Haripriya believes in having no regrets. "I don't want any regrets. Guilt should not bog one down. We all have guilt and regrets, we are all humans," she said with determination.
Rajashree, a 33-year-old QA engineer who began learning Bharatnatyam, brought into the sharp focus on how, in some cases, a woman has been living for someone else — be it family, colleagues at the workplace, or spouse. However, once you start dancing, you realise you are important too, she said.
DMTs explained that when it comes to guilt and passion, homemakers and corporate women face different emotional blocks when it comes to expressing themselves. A homemaker, in some cases, faced societal pressures, and the need to prioritise domestic duties; on the other hand, a working woman had to address the work-life balance factor, which is also very crucial.
Abhinaya stands better on lived experiences
An ensemble performing on stage
Credit: Special Arrangement
Dance can act as a way of processing suppressed emotions or unspoken stories. Life experiences can deeply enrich one's abhinaya and bring a whole new dimension to expression. When someone has lived through the joys and sorrows, the love, loss, longing, hope, and resilience that life brings, their expression comes from a very real, lived space. This depth cannot always be taught; it often comes from within.
Madhulita Mohapatra, a renowned Odissi dancer and choreographer, has guided many of her students in their 30s and 40s. She defined their energies to be "one that is grounded in life experience, self-awareness, and emotional maturity." Many of these women have waited for years to finally make time for something they have always cherished in their hearts.
Indian classical dance has strong roots in history. One of the crucial aspects of it is navarasa, which portrays nine fundamental emotions that humans often show. There are specific routines in dance that are based on navarasa, which let the dancer tap into her untapped energy.
"My lived experiences have helped me perform abhinaya better as the feelings and emotions are deeper. Going through pain, facing fears, and joy has helped me express more because I have lived them," Srudhi said.
Sisterhood by dint of dance
Bharatnatyam students with their guru
Credit: Special Arrangement
Individuals with similar backgrounds and life stories bond well. They understand the struggles, have each other's backs, and celebrate their wins together. These dancers found ‘soul sisters’ by dint of dance classes, who support each other through their inhibitions.
"Many women have a similar refrain when they say they feel isolated," DMT Tripura observed. "I have noticed that after any creative movement, women have a verbal reaction and they talk to each other. They feel like they have stunted themselves emotionally, physically, and socially as they were busy being the nurturer for their family, and they lost themselves," she added.

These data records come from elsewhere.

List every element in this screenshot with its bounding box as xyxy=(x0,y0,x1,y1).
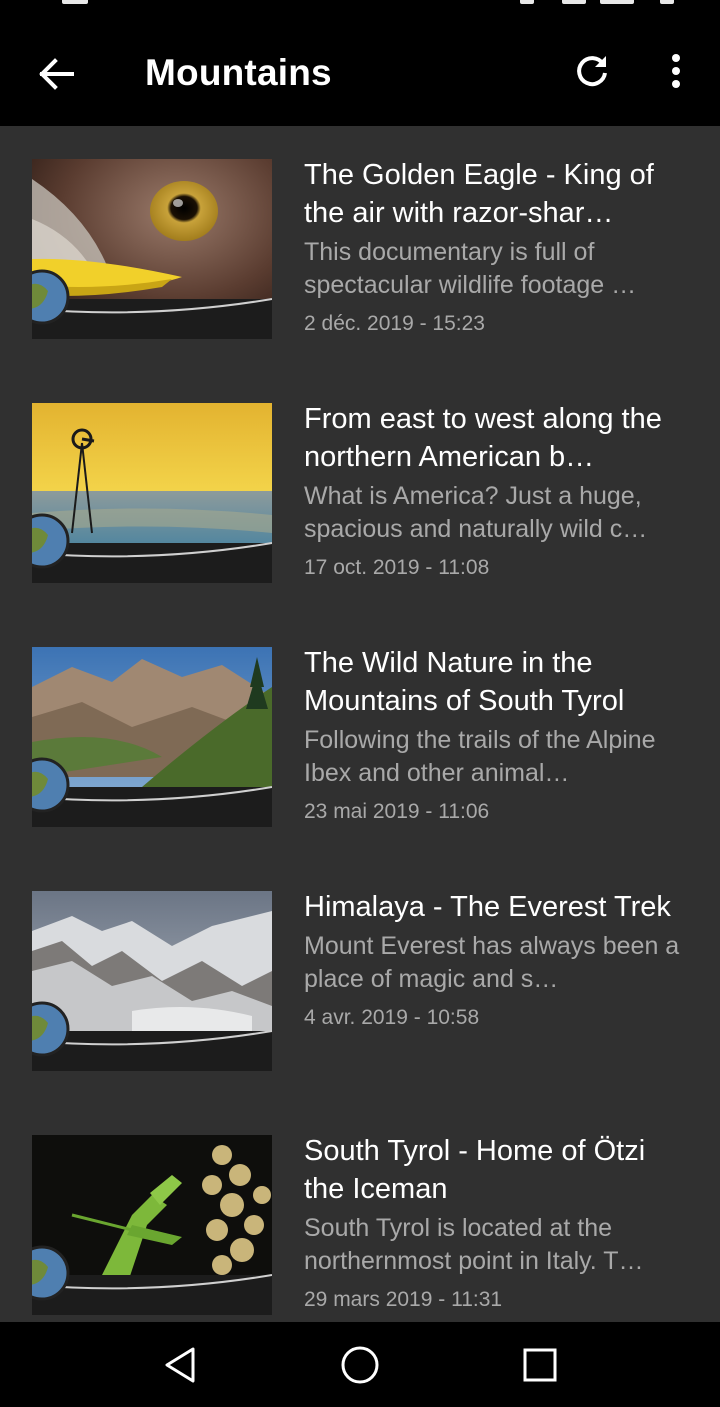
item-description: What is America? Just a huge, spacious a… xyxy=(304,482,648,543)
video-thumbnail xyxy=(32,891,272,1071)
status-signal-icon xyxy=(562,0,586,4)
list-item[interactable]: The Golden Eagle - King of the air with … xyxy=(0,126,720,370)
more-vert-icon xyxy=(672,54,680,88)
arrow-back-icon xyxy=(39,58,74,90)
list-item[interactable]: Himalaya - The Everest Trek Mount Everes… xyxy=(0,858,720,1102)
nav-recents-button[interactable] xyxy=(512,1340,568,1390)
status-alarm-icon xyxy=(660,0,674,4)
video-list[interactable]: The Golden Eagle - King of the air with … xyxy=(0,126,720,1322)
item-description: Following the trails of the Alpine Ibex … xyxy=(304,726,656,787)
refresh-button[interactable] xyxy=(565,44,619,98)
item-date: 29 mars 2019 - 11:31 xyxy=(304,1288,503,1311)
nav-back-triangle-icon xyxy=(165,1347,195,1383)
status-notification-icon xyxy=(62,0,88,4)
item-title: The Wild Nature in the Mountains of Sout… xyxy=(304,647,625,717)
video-thumbnail xyxy=(32,1135,272,1315)
item-title: From east to west along the northern Ame… xyxy=(304,403,662,473)
list-item[interactable]: South Tyrol - Home of Ötzi the Iceman So… xyxy=(0,1102,720,1322)
snowy-himalaya-image xyxy=(32,891,272,1071)
nav-home-button[interactable] xyxy=(332,1340,388,1390)
item-date: 23 mai 2019 - 11:06 xyxy=(304,800,490,823)
list-item[interactable]: The Wild Nature in the Mountains of Sout… xyxy=(0,614,720,858)
item-date: 2 déc. 2019 - 15:23 xyxy=(304,312,485,335)
item-date: 4 avr. 2019 - 10:58 xyxy=(304,1006,480,1029)
item-title: The Golden Eagle - King of the air with … xyxy=(304,159,654,229)
back-button[interactable] xyxy=(26,48,86,100)
status-battery-icon xyxy=(600,0,634,4)
nav-recents-square-icon xyxy=(523,1348,557,1382)
refresh-icon xyxy=(577,56,607,87)
praying-mantis-image xyxy=(32,1135,272,1315)
golden-eagle-image xyxy=(32,159,272,339)
item-description: This documentary is full of spectacular … xyxy=(304,238,637,299)
nav-home-circle-icon xyxy=(341,1346,379,1384)
status-bar xyxy=(0,0,720,26)
video-thumbnail xyxy=(32,647,272,827)
video-thumbnail xyxy=(32,159,272,339)
item-description: Mount Everest has always been a place of… xyxy=(304,932,680,993)
mountain-landscape-image xyxy=(32,647,272,827)
system-nav-bar xyxy=(0,1322,720,1407)
video-thumbnail xyxy=(32,403,272,583)
more-options-button[interactable] xyxy=(652,44,700,98)
item-title: Himalaya - The Everest Trek xyxy=(304,891,671,923)
page-title: Mountains xyxy=(145,52,332,93)
item-description: South Tyrol is located at the northernmo… xyxy=(304,1214,644,1275)
prairie-windmill-image xyxy=(32,403,272,583)
item-date: 17 oct. 2019 - 11:08 xyxy=(304,556,490,579)
nav-back-button[interactable] xyxy=(152,1340,208,1390)
status-wifi-icon xyxy=(520,0,534,4)
list-item[interactable]: From east to west along the northern Ame… xyxy=(0,370,720,614)
app-bar: Mountains xyxy=(0,26,720,126)
item-title: South Tyrol - Home of Ötzi the Iceman xyxy=(304,1135,646,1205)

If a woman is surrounded by women who can empower her, there will always be a sense of belongingness and security.
DMT Salonii noted that, "At the end of the day, only a woman understands a woman on a spiritual and holistic level. This can only exist in an environment that promotes empowerment, security, and power. For those who do not have that kind of support system at home, dance for them in its entirety can be a great space to find companions and meaningful friendships."